Long term unemployment remained stubbornly high, with almost 34% of unemployed geoscientists reporting having been out of work for more than 12 months, including 22% who have been out of work for more than two years.  Some 40% of unemployed geoscientists were not confident of returning to work within the next 12 months.

“Long-term unemployment continues to be of serious concern” Mr Waltho said.  

“AIG,  other professional associations and industry groups including CSIRO have responded positively to the challenges posed by the pandemic and the need to suppress the coronavirus through limiting gatherings of people by moving quickly to delivering professional development talks, seminars and short-courses on-line, allowing members to continue to develop their careers from home” Mr Waltho said.  

“These have included many talks and seminars delivered at no cost to participants in an effort to provide members with accessible and valuable professional development opportunities, essential to maintain members’ skills and motivation” Mr Waltho said.  

“In many ways, access to continued professional development opportunities has improved significantly, with events previously available only in particular cities or states accessible nationally, and by members overseas” Mr Waltho said.  

“Professional associations are learning things in response to the pandemic that will become part of the way in which they engage with members on an ongoing basis, to the benefit of all” Mr Waltho said.  

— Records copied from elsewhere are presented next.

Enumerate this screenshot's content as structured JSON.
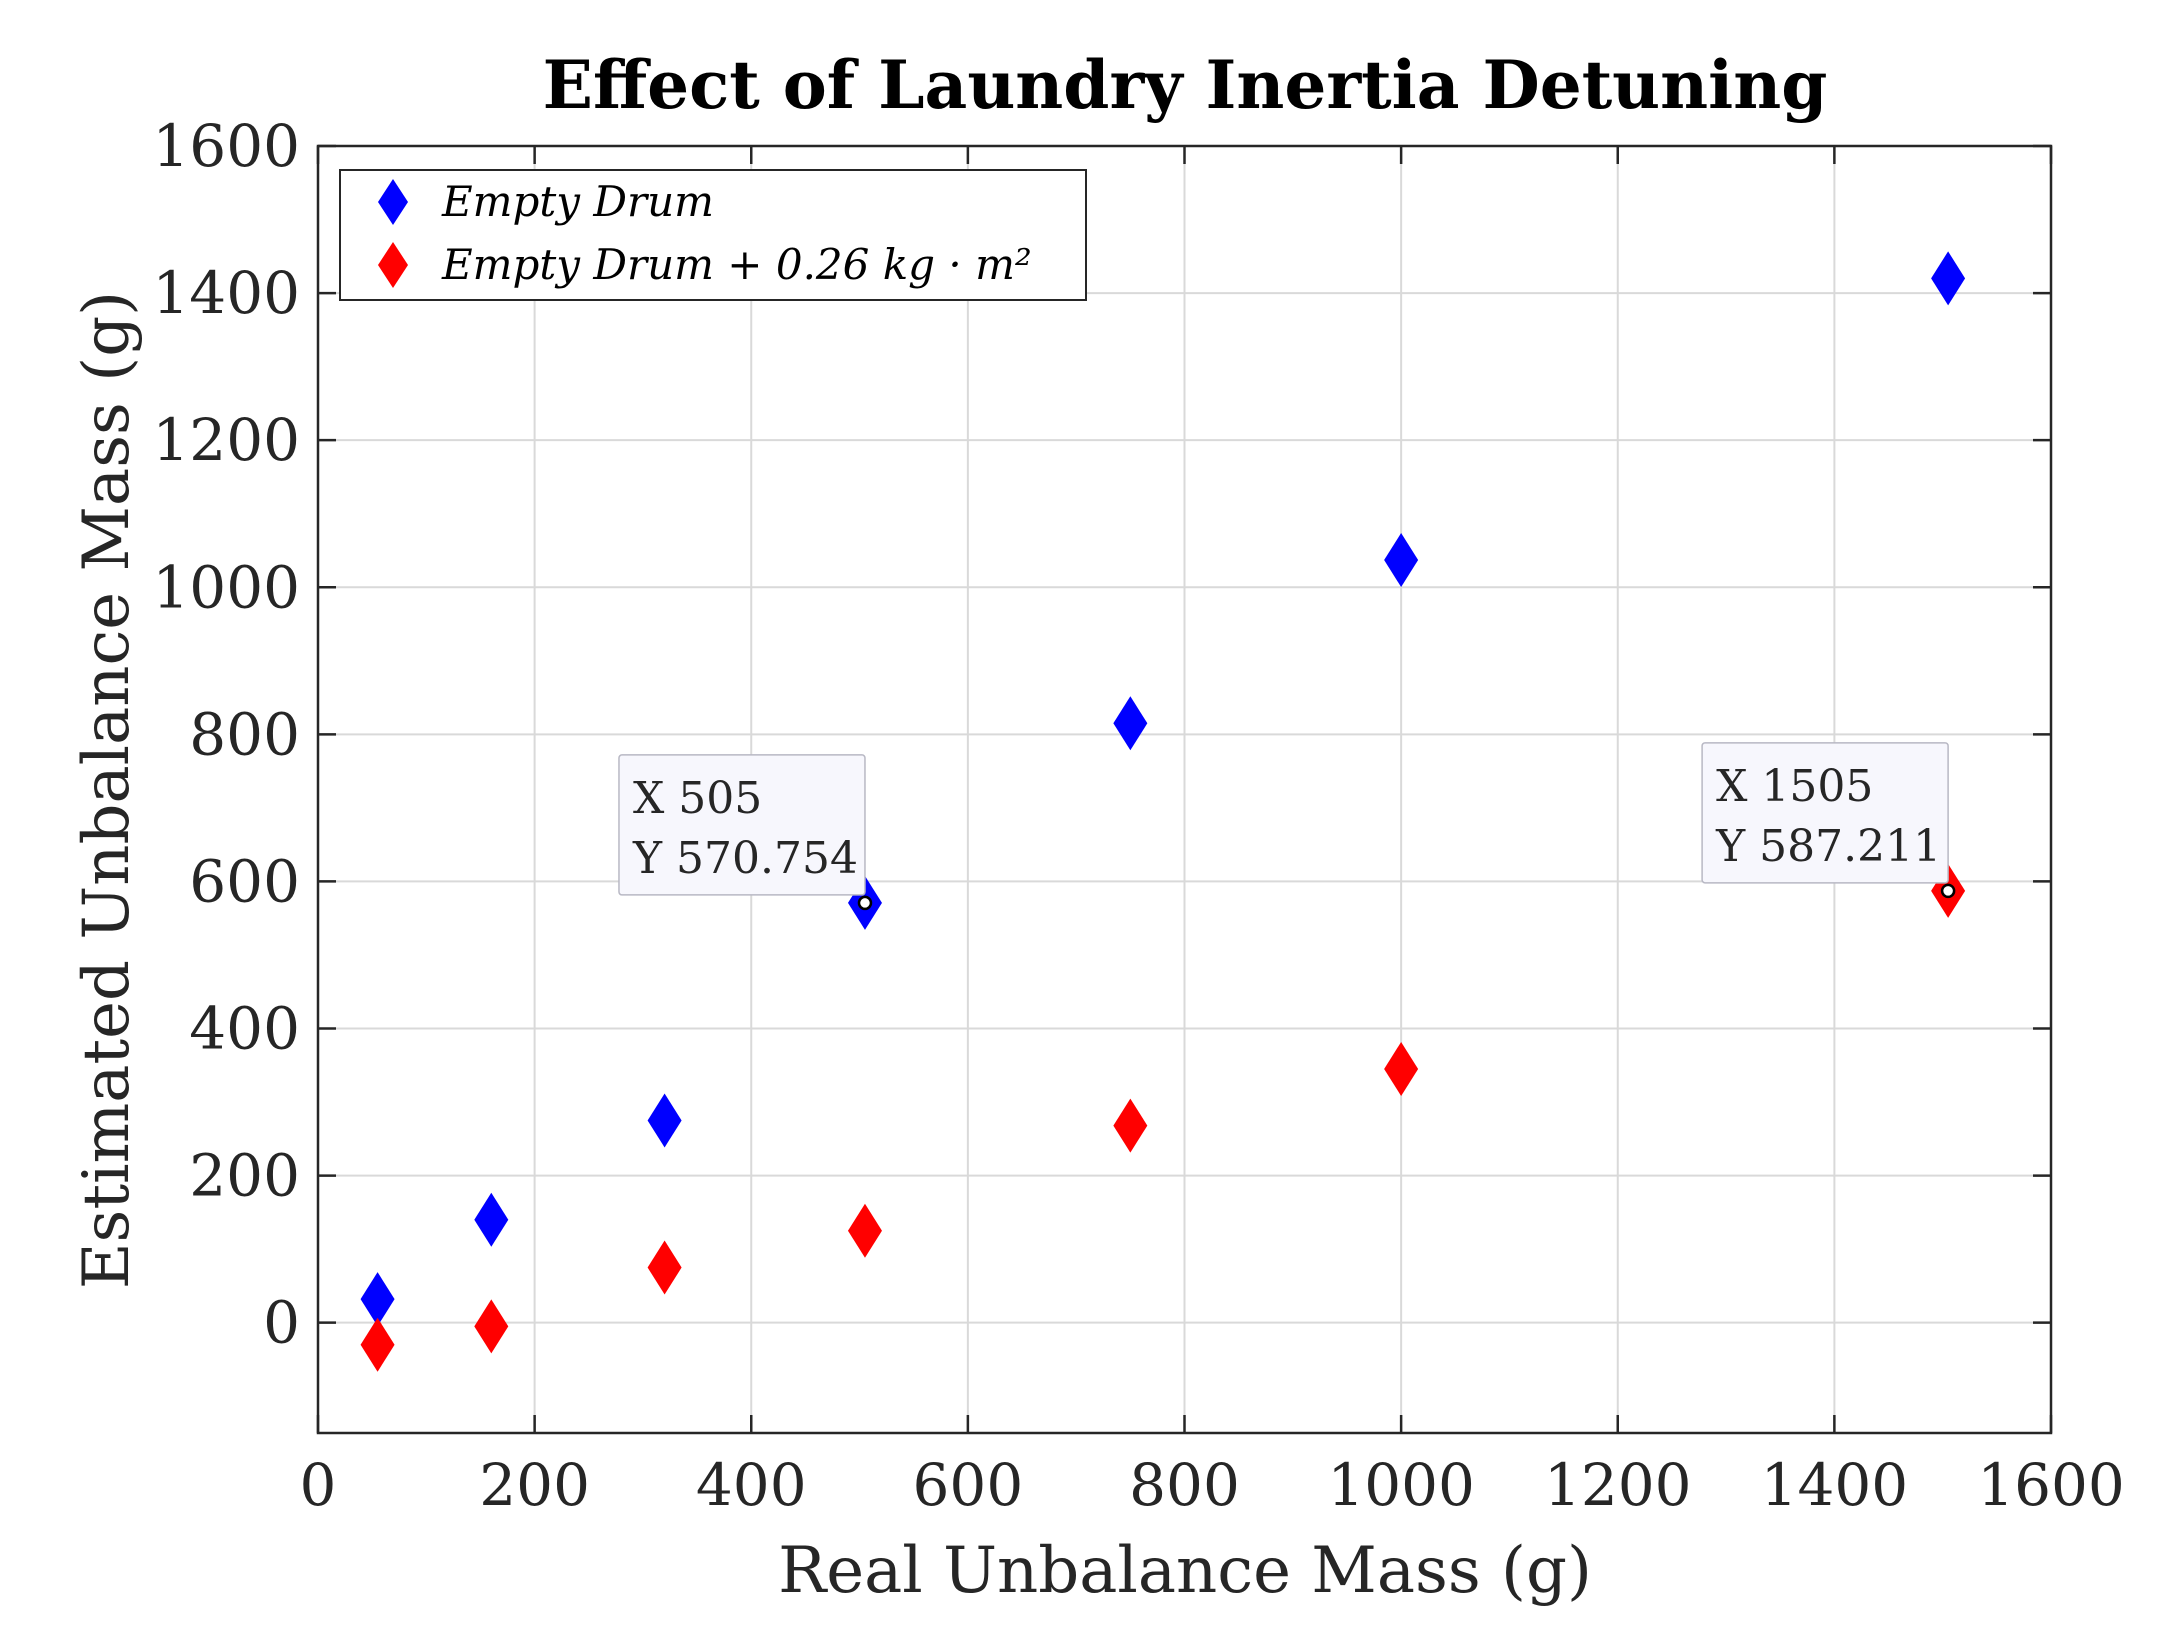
{
  "chart_data": {
    "type": "scatter",
    "title": "Effect of Laundry Inertia Detuning",
    "xlabel": "Real Unbalance Mass (g)",
    "ylabel": "Estimated Unbalance Mass (g)",
    "xlim": [
      0,
      1600
    ],
    "ylim": [
      -150,
      1600
    ],
    "xticks": [
      0,
      200,
      400,
      600,
      800,
      1000,
      1200,
      1400,
      1600
    ],
    "yticks": [
      0,
      200,
      400,
      600,
      800,
      1000,
      1200,
      1400,
      1600
    ],
    "grid": true,
    "legend_position": "top-left",
    "series": [
      {
        "name": "Empty Drum",
        "color": "#0000ff",
        "marker": "diamond",
        "x": [
          55,
          160,
          320,
          505,
          750,
          1000,
          1505
        ],
        "y": [
          32,
          140,
          275,
          570.754,
          815,
          1037,
          1420
        ]
      },
      {
        "name": "Empty Drum + 0.26 kg · m²",
        "color": "#ff0000",
        "marker": "diamond",
        "x": [
          55,
          160,
          320,
          505,
          750,
          1000,
          1505
        ],
        "y": [
          -30,
          -5,
          75,
          125,
          268,
          345,
          587.211
        ]
      }
    ],
    "annotations": [
      {
        "series": 0,
        "point": 3,
        "x_label": "X 505",
        "y_label": "Y 570.754",
        "x": 505,
        "y": 570.754
      },
      {
        "series": 1,
        "point": 6,
        "x_label": "X 1505",
        "y_label": "Y 587.211",
        "x": 1505,
        "y": 587.211
      }
    ]
  }
}
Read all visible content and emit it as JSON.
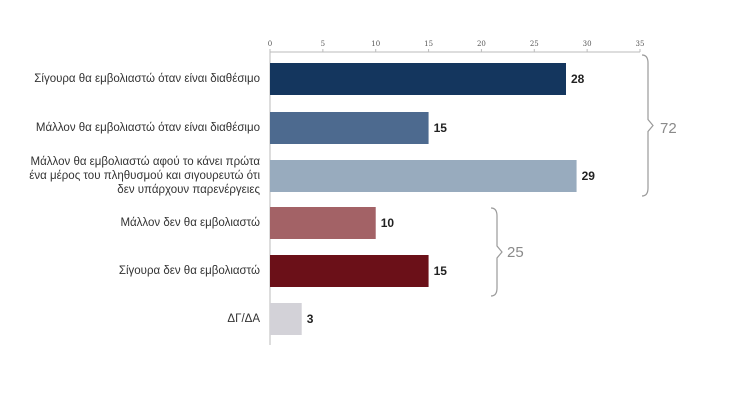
{
  "chart_data": {
    "type": "bar",
    "orientation": "horizontal",
    "categories": [
      "Σίγουρα θα εμβολιαστώ όταν είναι διαθέσιμο",
      "Μάλλον θα εμβολιαστώ όταν είναι διαθέσιμο",
      "Μάλλον θα εμβολιαστώ αφού το κάνει πρώτα ένα μέρος του πληθυσμού και σιγουρευτώ ότι δεν υπάρχουν παρενέργειες",
      "Μάλλον δεν θα εμβολιαστώ",
      "Σίγουρα δεν θα εμβολιαστώ",
      "ΔΓ/ΔΑ"
    ],
    "values": [
      28,
      15,
      29,
      10,
      15,
      3
    ],
    "colors": [
      "#14365e",
      "#4d6a8f",
      "#98abbe",
      "#a36266",
      "#6b1018",
      "#d3d2d8"
    ],
    "xlim": [
      0,
      35
    ],
    "xticks": [
      "0",
      "5",
      "10",
      "15",
      "20",
      "25",
      "30",
      "35"
    ],
    "axis_position": "top",
    "grid": false,
    "legend": "none",
    "groups": [
      {
        "label": "72",
        "from": 0,
        "to": 2
      },
      {
        "label": "25",
        "from": 3,
        "to": 4
      }
    ]
  }
}
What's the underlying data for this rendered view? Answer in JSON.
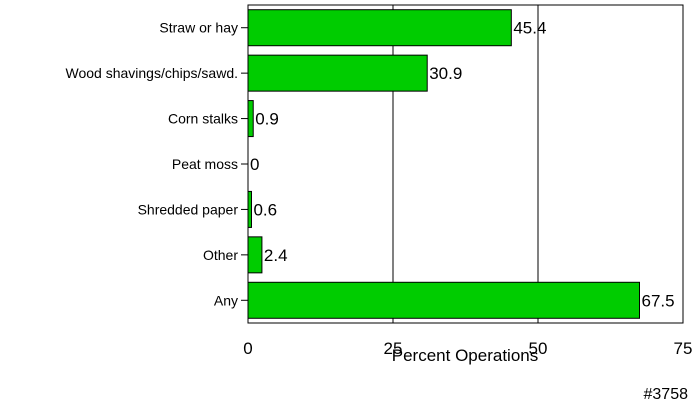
{
  "chart_data": {
    "type": "bar",
    "orientation": "horizontal",
    "categories": [
      "Straw or hay",
      "Wood shavings/chips/sawd.",
      "Corn stalks",
      "Peat moss",
      "Shredded paper",
      "Other",
      "Any"
    ],
    "values": [
      45.4,
      30.9,
      0.9,
      0,
      0.6,
      2.4,
      67.5
    ],
    "value_labels": [
      "45.4",
      "30.9",
      "0.9",
      "0",
      "0.6",
      "2.4",
      "67.5"
    ],
    "xlabel": "Percent Operations",
    "xlim": [
      0,
      75
    ],
    "xticks": [
      0,
      25,
      50,
      75
    ],
    "xtick_labels": [
      "0",
      "25",
      "50",
      "75"
    ],
    "vertical_gridlines_at": [
      25,
      50
    ],
    "bar_color": "#00cc00",
    "figure_id": "#3758"
  }
}
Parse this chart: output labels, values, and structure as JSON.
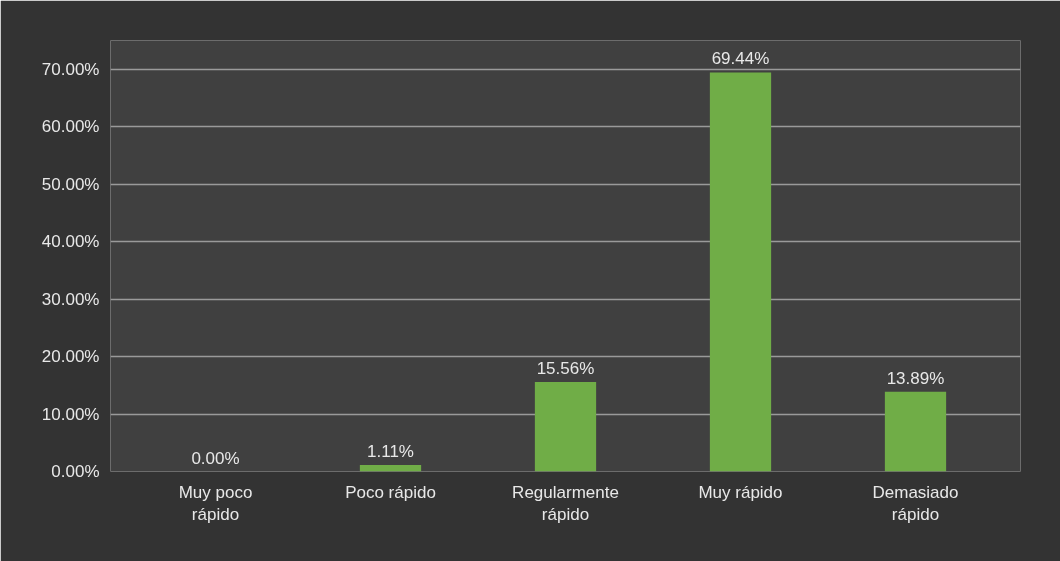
{
  "chart_data": {
    "type": "bar",
    "categories": [
      "Muy poco rápido",
      "Poco rápido",
      "Regularmente rápido",
      "Muy rápido",
      "Demasiado rápido"
    ],
    "values": [
      0,
      1.11,
      15.56,
      69.44,
      13.89
    ],
    "color": "#70ad47",
    "value_labels": [
      "0.00%",
      "1.11%",
      "15.56%",
      "69.44%",
      "13.89%"
    ],
    "ylim": [
      0,
      75
    ],
    "yticks": [
      {
        "value": 0,
        "label": "0.00%"
      },
      {
        "value": 10,
        "label": "10.00%"
      },
      {
        "value": 20,
        "label": "20.00%"
      },
      {
        "value": 30,
        "label": "30.00%"
      },
      {
        "value": 40,
        "label": "40.00%"
      },
      {
        "value": 50,
        "label": "50.00%"
      },
      {
        "value": 60,
        "label": "60.00%"
      },
      {
        "value": 70,
        "label": "70.00%"
      }
    ],
    "grid": "y"
  }
}
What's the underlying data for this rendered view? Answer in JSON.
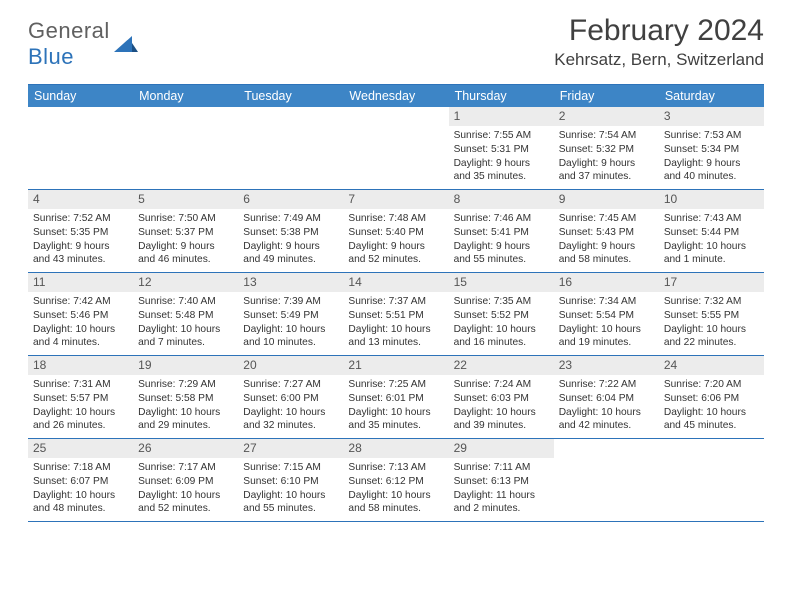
{
  "brand": {
    "part1": "General",
    "part2": "Blue"
  },
  "title": "February 2024",
  "location": "Kehrsatz, Bern, Switzerland",
  "colors": {
    "header_bar": "#3d85c6",
    "rule": "#2d73b9",
    "daynum_bg": "#ececec",
    "text": "#333333"
  },
  "weekdays": [
    "Sunday",
    "Monday",
    "Tuesday",
    "Wednesday",
    "Thursday",
    "Friday",
    "Saturday"
  ],
  "weeks": [
    [
      {
        "n": "",
        "sr": "",
        "ss": "",
        "dl": ""
      },
      {
        "n": "",
        "sr": "",
        "ss": "",
        "dl": ""
      },
      {
        "n": "",
        "sr": "",
        "ss": "",
        "dl": ""
      },
      {
        "n": "",
        "sr": "",
        "ss": "",
        "dl": ""
      },
      {
        "n": "1",
        "sr": "Sunrise: 7:55 AM",
        "ss": "Sunset: 5:31 PM",
        "dl": "Daylight: 9 hours and 35 minutes."
      },
      {
        "n": "2",
        "sr": "Sunrise: 7:54 AM",
        "ss": "Sunset: 5:32 PM",
        "dl": "Daylight: 9 hours and 37 minutes."
      },
      {
        "n": "3",
        "sr": "Sunrise: 7:53 AM",
        "ss": "Sunset: 5:34 PM",
        "dl": "Daylight: 9 hours and 40 minutes."
      }
    ],
    [
      {
        "n": "4",
        "sr": "Sunrise: 7:52 AM",
        "ss": "Sunset: 5:35 PM",
        "dl": "Daylight: 9 hours and 43 minutes."
      },
      {
        "n": "5",
        "sr": "Sunrise: 7:50 AM",
        "ss": "Sunset: 5:37 PM",
        "dl": "Daylight: 9 hours and 46 minutes."
      },
      {
        "n": "6",
        "sr": "Sunrise: 7:49 AM",
        "ss": "Sunset: 5:38 PM",
        "dl": "Daylight: 9 hours and 49 minutes."
      },
      {
        "n": "7",
        "sr": "Sunrise: 7:48 AM",
        "ss": "Sunset: 5:40 PM",
        "dl": "Daylight: 9 hours and 52 minutes."
      },
      {
        "n": "8",
        "sr": "Sunrise: 7:46 AM",
        "ss": "Sunset: 5:41 PM",
        "dl": "Daylight: 9 hours and 55 minutes."
      },
      {
        "n": "9",
        "sr": "Sunrise: 7:45 AM",
        "ss": "Sunset: 5:43 PM",
        "dl": "Daylight: 9 hours and 58 minutes."
      },
      {
        "n": "10",
        "sr": "Sunrise: 7:43 AM",
        "ss": "Sunset: 5:44 PM",
        "dl": "Daylight: 10 hours and 1 minute."
      }
    ],
    [
      {
        "n": "11",
        "sr": "Sunrise: 7:42 AM",
        "ss": "Sunset: 5:46 PM",
        "dl": "Daylight: 10 hours and 4 minutes."
      },
      {
        "n": "12",
        "sr": "Sunrise: 7:40 AM",
        "ss": "Sunset: 5:48 PM",
        "dl": "Daylight: 10 hours and 7 minutes."
      },
      {
        "n": "13",
        "sr": "Sunrise: 7:39 AM",
        "ss": "Sunset: 5:49 PM",
        "dl": "Daylight: 10 hours and 10 minutes."
      },
      {
        "n": "14",
        "sr": "Sunrise: 7:37 AM",
        "ss": "Sunset: 5:51 PM",
        "dl": "Daylight: 10 hours and 13 minutes."
      },
      {
        "n": "15",
        "sr": "Sunrise: 7:35 AM",
        "ss": "Sunset: 5:52 PM",
        "dl": "Daylight: 10 hours and 16 minutes."
      },
      {
        "n": "16",
        "sr": "Sunrise: 7:34 AM",
        "ss": "Sunset: 5:54 PM",
        "dl": "Daylight: 10 hours and 19 minutes."
      },
      {
        "n": "17",
        "sr": "Sunrise: 7:32 AM",
        "ss": "Sunset: 5:55 PM",
        "dl": "Daylight: 10 hours and 22 minutes."
      }
    ],
    [
      {
        "n": "18",
        "sr": "Sunrise: 7:31 AM",
        "ss": "Sunset: 5:57 PM",
        "dl": "Daylight: 10 hours and 26 minutes."
      },
      {
        "n": "19",
        "sr": "Sunrise: 7:29 AM",
        "ss": "Sunset: 5:58 PM",
        "dl": "Daylight: 10 hours and 29 minutes."
      },
      {
        "n": "20",
        "sr": "Sunrise: 7:27 AM",
        "ss": "Sunset: 6:00 PM",
        "dl": "Daylight: 10 hours and 32 minutes."
      },
      {
        "n": "21",
        "sr": "Sunrise: 7:25 AM",
        "ss": "Sunset: 6:01 PM",
        "dl": "Daylight: 10 hours and 35 minutes."
      },
      {
        "n": "22",
        "sr": "Sunrise: 7:24 AM",
        "ss": "Sunset: 6:03 PM",
        "dl": "Daylight: 10 hours and 39 minutes."
      },
      {
        "n": "23",
        "sr": "Sunrise: 7:22 AM",
        "ss": "Sunset: 6:04 PM",
        "dl": "Daylight: 10 hours and 42 minutes."
      },
      {
        "n": "24",
        "sr": "Sunrise: 7:20 AM",
        "ss": "Sunset: 6:06 PM",
        "dl": "Daylight: 10 hours and 45 minutes."
      }
    ],
    [
      {
        "n": "25",
        "sr": "Sunrise: 7:18 AM",
        "ss": "Sunset: 6:07 PM",
        "dl": "Daylight: 10 hours and 48 minutes."
      },
      {
        "n": "26",
        "sr": "Sunrise: 7:17 AM",
        "ss": "Sunset: 6:09 PM",
        "dl": "Daylight: 10 hours and 52 minutes."
      },
      {
        "n": "27",
        "sr": "Sunrise: 7:15 AM",
        "ss": "Sunset: 6:10 PM",
        "dl": "Daylight: 10 hours and 55 minutes."
      },
      {
        "n": "28",
        "sr": "Sunrise: 7:13 AM",
        "ss": "Sunset: 6:12 PM",
        "dl": "Daylight: 10 hours and 58 minutes."
      },
      {
        "n": "29",
        "sr": "Sunrise: 7:11 AM",
        "ss": "Sunset: 6:13 PM",
        "dl": "Daylight: 11 hours and 2 minutes."
      },
      {
        "n": "",
        "sr": "",
        "ss": "",
        "dl": ""
      },
      {
        "n": "",
        "sr": "",
        "ss": "",
        "dl": ""
      }
    ]
  ]
}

“A recent success has been delivery of structured training on public reporting of exploration results, mineral resources and ore reserves in compliance with the JORC Code which sets out minimum standards for this in Australia and New Zealand and is used as a model in many countries throughout the world”.  

“The short course was originally developed for face to face delivery but has been adapted to become a very successful and effective on-line offering that has attracted attendees from a number of overseas countries and professionals from non-geoscience fields such as banking and finance and investors to whom mineral resources and reserves are relevant to their work and future” Mr Waltho said.  

“It has been both gratifying and encouraging to receive extremely positive feedback from participants that will contribute to continuous improvement of the course”.  

“AIG is always looking at ways of improving benefits of membership to professional geoscientists globally” Mr Waltho said.

An excellent response to the survey was received nationally, with 508 geoscientists completing the survey. Responses from geoscientists in South Australia fell, however, preventing state employment and underemployment results from being reported.

The next survey will be conducted at the end of September.  All contributors, especially AIG members, are thanked for their ongoing support.